ASAS/EULAR recommendations for the management of ankylosing spondylitis

J Zochling1, D van der Heijde2, R Burgos-Vargas3, E Collantes4, J C Davis, Jr5, B Dijkmans6, M Dougados7, P Géher8, R D Inman9, M A Khan10, T K Kvien11, M Leirisalo-Repo12, I Olivieri13, K Pavelka14, J Sieper15, G Stucki16, R D Sturrock17, S van der Linden2, D Wendling18, H Böhm19, B J van Royen20 and J Braun21

1 Rheumazentrum-Ruhrgebiet, St Josefs-Krankenhaus, Herne, Germany, and Institute of Bone and Joint Research, Royal North Shore Hospital, Sydney, Australia
2 Department of Internal Medicine, Division of Rheumatology, University Hospital Maastrict and Caphri Research Institute, The Netherlands
3 Department of Rheumatology, Hospital General de Mexico, Mexico
4 Servicio de Reumatologia, Hospital Reina Sofia, Cordoba, Spain
5 Division of Rheumatology, University of California San Francisco, San Francisco, USA
6 Department of Rheumatology, VU University Medical Centre, Amsterdam, The Netherlands
7 Service de Rheumatologie B, Hospital Cochin, Paris, France
8 Department of Rheumatology and Physiotherapy, Semmelweis University, Budapest, Hungary
9 Toronto Western Hospital and University of Toronto, Toronto, Ontario, Canada
10 Case Western Reserve University, University, MetroHealth Medical Center, Division of Rheumatology, Cleveland, Ohio, USA
11 Department of Rheumatology, Diakonhjemmet Hospital, Oslo, Norway
12 Department of Medicine, Division of Rheumatology, Helsinki University Central Hospital, Helsinki, Finland
13 Rheumatology Department of Lucania, S Carlo Hospital, Potenza and Madonna delle Grazie Hospital, Matera, Italy
14 Institute of Rheumatology, Prague, Czech Republic
15 Department of Gastroenterology and Rheumatology, Charitè, Campus Benjamin Franklin, Berlin, Germany
16 Department of Physical Medicine and Rehabilitation, Ludwig-Maximilians-University, Munich, Germany
17 Centre for Rheumatic Diseases, University Department of Medicine, Glasgow Royal Infirmary, Glasgow, UK
18 Service de Rhumatologie, CHU Jean Minjoz, Besancon, France
19 Department for Orthopaedics, Spinal Surgery and Paraplegiology, Zentralklinik Bad Berka, Bad Berka, Germany
20 Department of Orthopaedic Surgery, VU University Medical Centre, Amsterdam, The Netherlands
21 Bochum University, Rheumazentrum-Ruhrgebiet, St Josefs-Krankenhaus, Herne, Germany

Correspondence to:
Correspondence to:
Professor J Braun
Rheumazentrum-Ruhrgebiet, St Josefs-Krankenhaus, Landgrafenstr 15, 44652 Herne, Germany; J.Braun{at}rheumazentrum-ruhrgebiet.de

Objective: To develop evidence based recommendations for the management of ankylosing spondylitis (AS) as a combined effort of the ‘ASsessment in AS’ international working group and the European League Against Rheumatism.

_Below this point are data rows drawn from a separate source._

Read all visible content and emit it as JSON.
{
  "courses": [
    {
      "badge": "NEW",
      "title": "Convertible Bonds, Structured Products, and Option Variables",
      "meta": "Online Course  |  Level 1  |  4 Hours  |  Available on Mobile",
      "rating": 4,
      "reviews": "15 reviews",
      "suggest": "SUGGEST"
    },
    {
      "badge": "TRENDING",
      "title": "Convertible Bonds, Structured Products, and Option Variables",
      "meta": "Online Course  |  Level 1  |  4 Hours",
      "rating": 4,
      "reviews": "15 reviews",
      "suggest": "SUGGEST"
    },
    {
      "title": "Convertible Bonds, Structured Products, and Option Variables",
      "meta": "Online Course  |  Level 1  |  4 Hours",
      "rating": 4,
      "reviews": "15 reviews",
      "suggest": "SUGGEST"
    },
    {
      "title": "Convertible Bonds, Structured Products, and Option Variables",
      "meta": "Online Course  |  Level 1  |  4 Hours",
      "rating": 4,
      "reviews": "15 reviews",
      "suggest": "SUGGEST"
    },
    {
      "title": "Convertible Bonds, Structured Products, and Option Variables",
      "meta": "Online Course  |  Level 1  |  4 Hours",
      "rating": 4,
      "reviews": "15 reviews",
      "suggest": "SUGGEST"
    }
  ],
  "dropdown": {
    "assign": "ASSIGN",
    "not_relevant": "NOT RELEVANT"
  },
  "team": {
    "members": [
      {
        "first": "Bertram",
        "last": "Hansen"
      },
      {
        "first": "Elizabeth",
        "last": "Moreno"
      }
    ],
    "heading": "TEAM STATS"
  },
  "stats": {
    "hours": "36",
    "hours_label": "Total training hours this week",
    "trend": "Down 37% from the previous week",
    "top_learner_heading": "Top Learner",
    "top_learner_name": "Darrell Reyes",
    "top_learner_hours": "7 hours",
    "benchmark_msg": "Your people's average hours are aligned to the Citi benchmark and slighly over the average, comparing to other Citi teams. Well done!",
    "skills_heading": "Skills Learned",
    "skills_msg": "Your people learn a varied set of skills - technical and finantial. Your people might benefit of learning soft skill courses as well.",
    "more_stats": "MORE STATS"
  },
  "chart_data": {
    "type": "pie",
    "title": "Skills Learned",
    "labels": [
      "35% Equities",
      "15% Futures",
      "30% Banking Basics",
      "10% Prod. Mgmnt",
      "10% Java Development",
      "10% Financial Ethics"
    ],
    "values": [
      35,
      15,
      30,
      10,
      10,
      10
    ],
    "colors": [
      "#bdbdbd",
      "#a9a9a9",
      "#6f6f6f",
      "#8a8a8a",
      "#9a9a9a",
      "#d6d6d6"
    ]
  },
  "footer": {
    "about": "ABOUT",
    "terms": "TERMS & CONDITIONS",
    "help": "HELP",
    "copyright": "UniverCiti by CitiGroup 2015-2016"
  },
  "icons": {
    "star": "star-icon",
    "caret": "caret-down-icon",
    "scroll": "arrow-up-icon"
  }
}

Methods: Each of the 22 participants was asked to contribute up to 15 propositions describing key clinical aspects of AS management. A Delphi process was used to select 10 final propositions. A systematic literature search was then performed to obtain scientific evidence for each proposition. Outcome data for efficacy, adverse effects, and cost effectiveness were abstracted. The effect size, relative risk, number needed to treat, and incremental cost effectiveness ratio were calculated. On the basis of the search results, 10 major recommendations for the management of AS were constructed. The strength of recommendation was assessed based on the strength of the literature evidence, risk-benefit trade-off, and clinical expertise.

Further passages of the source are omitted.